Pak Tirto kembali mengambil mikrofon. "Anak-anak, kita juga akan mengumumkan pemilik nilai tertinggi Ujian Nasional tahun ini."
Aditya dan Vania saling pandang. Dulu, mereka mungkin akan merasa tegang mendengar pengumuman ini, tegang hingga mengetahui siapa yang akan juara satu di sekolah setiap ujian. Namun kini, tidak. Mereka saling tersenyum.
"Kamu yakin ngebuat salah satu soal?" tanya Aditya sambil menyeringai.
"Iya. Di soal nomor 18. Kamu?"
"Soal 22," jawab Aditya cepat. Mereka berdua tertawa kecil.
"Kita gila ya," gumam Vania.
"Banget.
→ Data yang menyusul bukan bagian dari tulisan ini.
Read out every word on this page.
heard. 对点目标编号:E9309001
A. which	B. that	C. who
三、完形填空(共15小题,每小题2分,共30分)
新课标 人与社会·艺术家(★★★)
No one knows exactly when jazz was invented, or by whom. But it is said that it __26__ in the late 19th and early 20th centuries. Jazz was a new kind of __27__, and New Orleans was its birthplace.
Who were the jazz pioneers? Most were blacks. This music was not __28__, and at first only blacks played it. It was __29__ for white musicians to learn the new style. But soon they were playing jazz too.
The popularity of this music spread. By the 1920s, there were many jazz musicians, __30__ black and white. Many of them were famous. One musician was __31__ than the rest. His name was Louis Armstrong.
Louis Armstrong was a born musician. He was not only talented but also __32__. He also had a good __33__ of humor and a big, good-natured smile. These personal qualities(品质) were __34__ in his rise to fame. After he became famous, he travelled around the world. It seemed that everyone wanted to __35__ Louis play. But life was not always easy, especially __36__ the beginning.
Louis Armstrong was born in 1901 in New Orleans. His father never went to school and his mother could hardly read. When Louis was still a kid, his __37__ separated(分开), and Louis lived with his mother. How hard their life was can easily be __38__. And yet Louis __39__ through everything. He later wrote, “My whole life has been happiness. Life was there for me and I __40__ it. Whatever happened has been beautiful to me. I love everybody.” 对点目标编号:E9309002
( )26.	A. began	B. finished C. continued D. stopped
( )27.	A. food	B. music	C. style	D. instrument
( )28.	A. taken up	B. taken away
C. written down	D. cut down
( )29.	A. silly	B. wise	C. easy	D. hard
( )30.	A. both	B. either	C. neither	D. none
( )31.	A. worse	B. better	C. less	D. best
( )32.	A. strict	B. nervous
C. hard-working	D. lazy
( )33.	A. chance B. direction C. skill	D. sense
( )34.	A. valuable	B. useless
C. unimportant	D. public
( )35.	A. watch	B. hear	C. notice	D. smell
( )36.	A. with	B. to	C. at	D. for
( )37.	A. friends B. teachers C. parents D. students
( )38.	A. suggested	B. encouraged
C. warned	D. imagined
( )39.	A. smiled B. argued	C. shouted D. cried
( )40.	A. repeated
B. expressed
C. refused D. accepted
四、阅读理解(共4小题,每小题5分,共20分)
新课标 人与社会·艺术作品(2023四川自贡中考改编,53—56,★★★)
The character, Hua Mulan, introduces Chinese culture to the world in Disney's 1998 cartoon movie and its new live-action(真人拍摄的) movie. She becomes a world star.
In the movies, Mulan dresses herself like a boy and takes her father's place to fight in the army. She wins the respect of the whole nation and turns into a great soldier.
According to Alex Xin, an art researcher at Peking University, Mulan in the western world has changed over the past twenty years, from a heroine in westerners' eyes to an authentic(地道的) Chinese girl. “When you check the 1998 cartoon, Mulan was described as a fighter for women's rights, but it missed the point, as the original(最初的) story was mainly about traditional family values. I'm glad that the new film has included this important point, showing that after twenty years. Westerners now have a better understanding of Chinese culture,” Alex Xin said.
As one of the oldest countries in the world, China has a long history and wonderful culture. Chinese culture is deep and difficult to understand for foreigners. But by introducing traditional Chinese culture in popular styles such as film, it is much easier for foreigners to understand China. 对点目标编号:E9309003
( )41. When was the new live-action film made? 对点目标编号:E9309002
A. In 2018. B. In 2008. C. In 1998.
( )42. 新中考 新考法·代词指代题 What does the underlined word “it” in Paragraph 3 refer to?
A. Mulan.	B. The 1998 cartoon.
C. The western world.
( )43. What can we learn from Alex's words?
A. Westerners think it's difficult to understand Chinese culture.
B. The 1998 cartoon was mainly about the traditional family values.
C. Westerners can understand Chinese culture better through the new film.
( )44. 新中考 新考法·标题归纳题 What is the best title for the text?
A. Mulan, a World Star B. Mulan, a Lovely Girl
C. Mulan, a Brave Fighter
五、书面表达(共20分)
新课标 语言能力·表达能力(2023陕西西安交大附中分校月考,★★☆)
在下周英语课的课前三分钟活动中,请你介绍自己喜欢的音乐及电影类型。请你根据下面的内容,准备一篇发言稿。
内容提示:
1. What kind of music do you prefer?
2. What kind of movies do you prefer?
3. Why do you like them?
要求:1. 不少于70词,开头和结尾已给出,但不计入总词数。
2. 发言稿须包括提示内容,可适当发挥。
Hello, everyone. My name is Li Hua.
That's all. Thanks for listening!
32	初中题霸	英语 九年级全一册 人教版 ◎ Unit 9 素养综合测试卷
Tapi kalau kamu nggak jadi nomor satu pun, aku juga nggak mau," kata Aditya, tulus.
"Sama."
"Dan... dua siswa dengan nilai tertinggi tahun ini adalah... Vania untuk jurusan IPA, dan Aditya untuk jurusan IPS!" seru Pak Tirto.
Seluruh lapangan kembali riuh. Sorak-sorai membahana. Vania dan Aditya dipanggil ke depan podium. Mereka berjalan berdampingan, saling melempar senyum. Pak Tirto memberikan senyuman tipis untuk keduanya kemudian mengalungkan medali emas di leher mereka masing-masing dan menyerahkan sertifikat penghargaan.
Namun di balik senyum mereka, ada perasaan ganjil. Vania menunduk sejenak.
"Rasanya... hampa ya," bisik Aditya.
"Iya," jawab Vania pelan. "Apalagi tahu aku nggak bisa kuliah."
Aditya menoleh cepat. "Van..."
"Nggak apa. Aku udah ikhlas," ucap Vania lirih.
Setelah upacara, Pak Tirto menghampiri Vania. Dengan suara rendah, ia berbisik, "Setelah upacara, datang ke ruang saya, ya. Ada yang perlu kita bicarakan."
Nyatanya, Bari dan Aditya juga dipanggil ke ruangan yang sama. Ketiganya duduk di hadapan Pak Tirto, masing-masing membawa kebingungan dan rasa penasaran.
Bari yang pertama bersuara. "Pak, ini soal beasiswa, ya? Saya... saya sebenarnya juga mau tanya. Apakah sudah ada informasi mengenai keputusan beasiswa, Pak?"
Pak Tirto menatap ketiga anak itu dengan ekspresi datar. "Sudah," katanya, "Selamat Bari, kamu mendapatkan beasiswa ke Universitas Angkasa."
Kedua mata Bari berbinar, senyumannya merekah lebar. Pemuda itu langsung melonjak girang seperti pemain sepak bola yang sudah berhasil menendang bola masuk gawang lawan. Namun begitu ia melihat Aditya dan Vania bergeming di kursi masing-masing, tertunduk dengan lesu, senyumannya memudar. Ia merasa ada yang janggal.
"Dit, Van," tanyanya, "kita dapat beasiswa itu! Kok kalian murung?"
Aditya menarik napas. "Bar... kita perlu jujur."
Vania mengangguk. "Sebenarnya, spot beasiswa itu cuma satu."
Bari menatap mereka, terkejut. Kemudian ia menatap Pak Tirto yang masih memberikan ekspresi datar.
"Kita sempat bersaing buat dapet itu," lanjut Aditya. "Tapi sebulan lalu, kami sepakat untuk mundur. Kami minta ke Pak Tirto supaya beasiswanya diberikan ke kamu."
"Apa?! Kenapa kalian—"
"Karena kamu pantas dapet kesempatan itu, Bar," potong Vania lembut. "Dan kami tahu kalau kita kasih tahu kamu dari awal, kamu pasti nolak."
Pak Tirto tersenyum dari balik meja. "Saya menyetujui rencana mereka karena niatnya tulus. Dan saya senang bisa melihat perubahan luar biasa dari kalian bertiga."
Bari menunduk, matanya mulai basah lagi. "Aku... nggak tahu harus bilang apa..."
"Bilang terima kasih aja udah cukup," kata Aditya sambil menepuk punggung Bari.
"Ga usah bilang," kata Vania dengan senyuman tulus, "kamu kembalilah jadi orang yang sukses dan hidup yang baik untuk kamu, Shania, dan Rayendra."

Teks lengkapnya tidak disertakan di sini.